Early Lung Cancer With Lepidic Pattern

Adenocarcinoma in Situ, Minimally Invasive Adenocarcinoma, and Lepidic Predominant Adenocarcinoma

Wilko Weichert; Arne Warth

Disclosures

Curr Opin Pulm Med. 2014;20(4):309-316. 

In This Article

Minimally Invasive Adenocarcinoma

MIA is a small to moderately sized solitary lesion (≤3 cm) with lepidic pattern and circumscribed invasive foci. Mucinous variants of MIA are rare. The number of invasive foci is variable; however, most often only one distinct area of microinvasion is present. By definition, the invasive areas must be 5 mm or smaller in greatest dimension in any one focus. The invasive component to be measured in MIA is defined as being of any histological pattern other than lepidic (i.e. acinar, papillary, micropapillary and/or solid) or comprising single nests of tumor cells infiltrating myofibroblastic stroma. The category MIA is not applied to tumors invading lymphatics, blood vessels, or pleura or to tumors containing necrosis. When multiple independent tumors are present, AIS and MIA should only be diagnosed if the lesions are regarded as synchronous primaries rather than intrapulmonary metastases. Approximately one third of ADCs have a significant lepidic component and of these nearly one third are believed to be minimally invasive.[28]

MIA has been demonstrated to have a 100% 5-year disease-free survival in multiple studies.[3,7,13,14,22–26,29–31] One study reported a slightly diminished 5-year overall survival of 98%.[27]

The delineation of invasive foci in MIA from AIS with sclerotic septal widening or alveolar collapse can be challenging, as the latter two morphologic states might resemble acinar tumor growth.

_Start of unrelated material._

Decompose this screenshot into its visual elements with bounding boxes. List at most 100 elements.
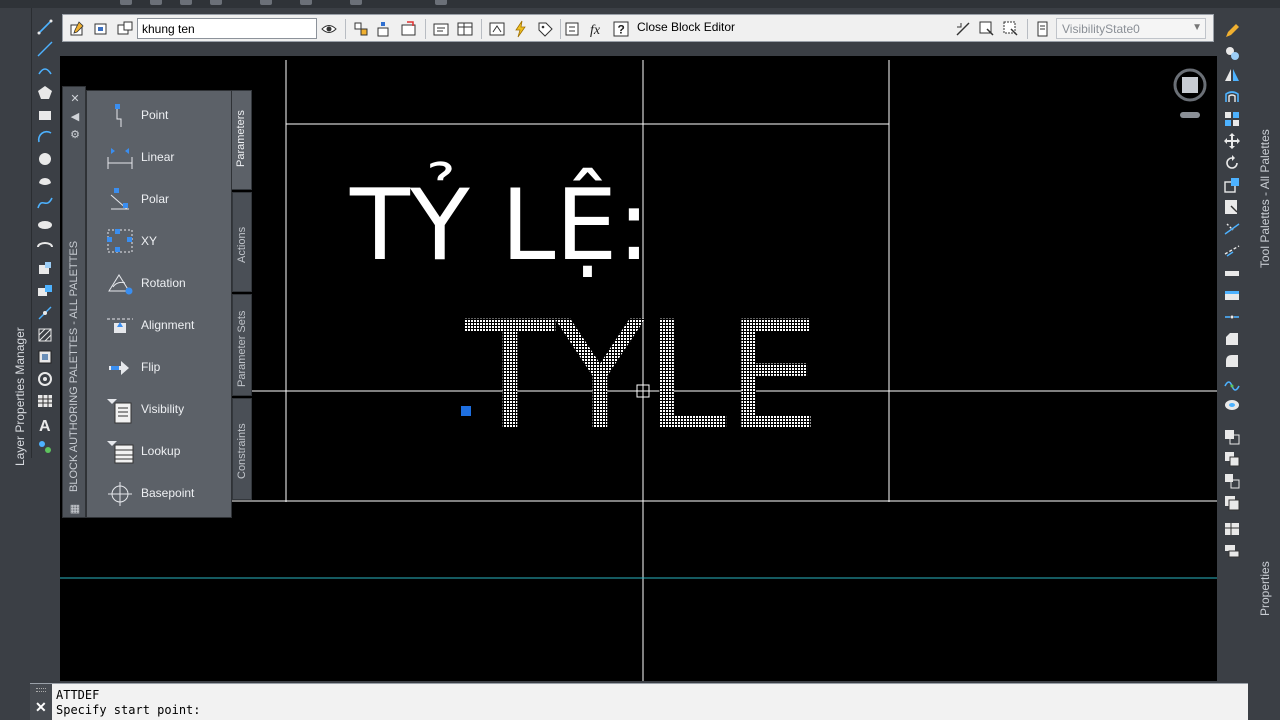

To ease the evaluation of parenchymal invasion, in some cases the use of elastic stains demonstrating a destruction of the elastic structures can be helpful to differentiate true invasion from alveolar collapse.[28] However, early invasion will not necessarily result in a destruction of elastic fibers. Furthermore, a recent study pointed out that one must be aware not to misinterpret biopsy-site changes from prior biopsies as tumor-related stromal reactions.[32] Regardless of these shortcomings, the introduction of MIA as a new entity placed between AIS and LPA is a logical step from the tumor-biological point of view and helpful for pathologists in cases in which the features for stromal invasion versus alveolar collapse are controversial. However, in the strict sense, the definitive delineation of microinvasive foci is not critical from the clinical viewpoint (see below).

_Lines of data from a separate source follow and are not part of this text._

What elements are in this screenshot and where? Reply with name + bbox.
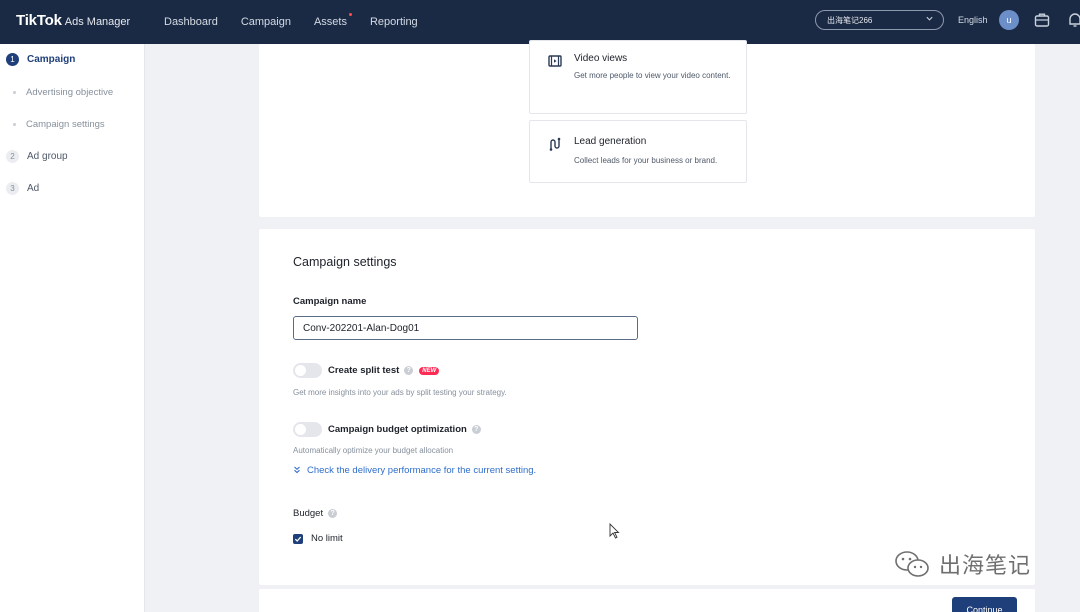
footer-bar: Continue (259, 589, 1035, 612)
no-limit-label[interactable]: No limit (311, 533, 343, 544)
help-icon[interactable]: ? (404, 366, 414, 375)
wechat-icon (895, 551, 929, 577)
bell-icon[interactable] (1066, 11, 1080, 29)
brand-name: TikTok (16, 12, 62, 29)
campaign-settings-panel: Campaign settings Campaign name Create s… (259, 229, 1035, 585)
step-label: Ad (27, 183, 40, 194)
budget-optimization-toggle[interactable] (293, 422, 322, 437)
help-icon[interactable]: ? (471, 425, 481, 434)
cursor-icon (609, 522, 620, 544)
budget-optimization-hint: Automatically optimize your budget alloc… (293, 446, 454, 455)
nav-campaign[interactable]: Campaign (241, 16, 291, 28)
substep-label: Advertising objective (26, 87, 114, 98)
main-nav: Dashboard Campaign Assets Reporting (164, 0, 441, 44)
sidebar-step-ad-group[interactable]: 2 Ad group (6, 150, 68, 163)
substep-label: Campaign settings (26, 119, 105, 130)
split-test-hint: Get more insights into your ads by split… (293, 388, 507, 397)
account-name: 出海笔记266 (827, 15, 873, 25)
nav-assets-label: Assets (313, 16, 347, 28)
objective-description: Get more people to view your video conte… (574, 71, 731, 80)
nav-dashboard[interactable]: Dashboard (164, 16, 218, 28)
brand-subtitle: Ads Manager (64, 16, 131, 28)
step-sidebar: 1 Campaign Advertising objective Campaig… (0, 44, 145, 612)
sidebar-step-campaign[interactable]: 1 Campaign (6, 53, 75, 66)
section-title: Campaign settings (293, 255, 397, 269)
split-test-toggle[interactable] (293, 363, 322, 378)
toggle-knob (295, 365, 306, 376)
delivery-performance-link[interactable]: Check the delivery performance for the c… (293, 465, 536, 476)
campaign-name-label: Campaign name (293, 296, 367, 307)
step-label: Campaign (27, 54, 76, 65)
watermark-text: 出海笔记 (939, 554, 1032, 579)
budget-optimization-label-row: Campaign budget optimization ? (328, 424, 481, 435)
sidebar-step-ad[interactable]: 3 Ad (6, 182, 39, 195)
briefcase-icon[interactable] (1033, 11, 1051, 29)
budget-optimization-label: Campaign budget optimization (328, 424, 467, 435)
step-number: 2 (6, 150, 19, 163)
notification-dot (348, 13, 352, 16)
film-icon (547, 53, 563, 69)
new-badge: NEW (419, 366, 440, 375)
sidebar-substep-advertising-objective[interactable]: Advertising objective (13, 87, 113, 98)
continue-button[interactable]: Continue (952, 597, 1017, 612)
check-icon (294, 536, 302, 542)
no-limit-checkbox[interactable] (293, 534, 303, 544)
budget-label: Budget (293, 508, 324, 519)
delivery-link-label: Check the delivery performance for the c… (307, 465, 537, 476)
split-test-label-row: Create split test ? NEW (328, 365, 440, 376)
watermark: 出海笔记 (893, 548, 1031, 580)
brand-logo[interactable]: TikTok Ads Manager (16, 12, 130, 29)
objective-description: Collect leads for your business or brand… (574, 156, 718, 165)
budget-label-row: Budget ? (293, 508, 338, 519)
campaign-name-input[interactable] (293, 316, 638, 340)
step-number: 3 (6, 182, 19, 195)
help-icon[interactable]: ? (328, 509, 338, 518)
bullet (13, 91, 16, 94)
top-navigation-bar: TikTok Ads Manager Dashboard Campaign Ass… (0, 0, 1080, 44)
avatar[interactable]: u (999, 10, 1019, 30)
objective-title: Video views (574, 53, 628, 64)
account-selector[interactable]: 出海笔记266 (815, 10, 944, 30)
objective-card-lead-generation[interactable]: Lead generation Collect leads for your b… (529, 120, 747, 183)
step-label: Ad group (27, 151, 68, 162)
advertising-objective-panel: Video views Get more people to view your… (259, 40, 1035, 217)
objective-card-video-views[interactable]: Video views Get more people to view your… (529, 40, 747, 114)
split-test-label: Create split test (328, 365, 400, 376)
nav-reporting[interactable]: Reporting (370, 16, 418, 28)
objective-title: Lead generation (574, 136, 647, 147)
lead-icon (547, 136, 563, 152)
toggle-knob (295, 424, 306, 435)
sidebar-substep-campaign-settings[interactable]: Campaign settings (13, 119, 105, 130)
language-selector[interactable]: English (958, 15, 988, 25)
nav-assets[interactable]: Assets (313, 13, 352, 28)
step-number: 1 (6, 53, 19, 66)
double-chevron-down-icon (293, 466, 301, 476)
chevron-down-icon (925, 14, 934, 25)
bullet (13, 123, 16, 126)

In contrast, exact delineation of MIA from LPA is of utmost importance, as both entities are associated with a significantly different prognosis. In addition, Yeh et al.[33] demonstrated that not only invasion per se but also different stromal invasion categories in combination with specific ADC patterns were associated with variations in patient survival. Another work quoted that even small micropapillary components in an MIA might be associated with a worse prognosis.[28] The acinar (91%) and the papillary pattern (9%) were described as the predominant invasive components in a series of 43 MIAs,[26] which further complicates the delineation of MIA from AIS, as both patterns are the ones most readily confused with lepidic tumor growth (see below). This might also explain why there was only a fair reproducibility in the delineation of invasive from noninvasive ADC patterns among international pulmonary pathologists.[15] In frozen sections, the differentiation of AIS from MIA is difficult because of multifactorial reasons (e.g. intraoperative consultation of more than one pathologist necessary; more than one sample of frozen sections needed) as demonstrated by root cause analysis of 224 consecutive cases.[34]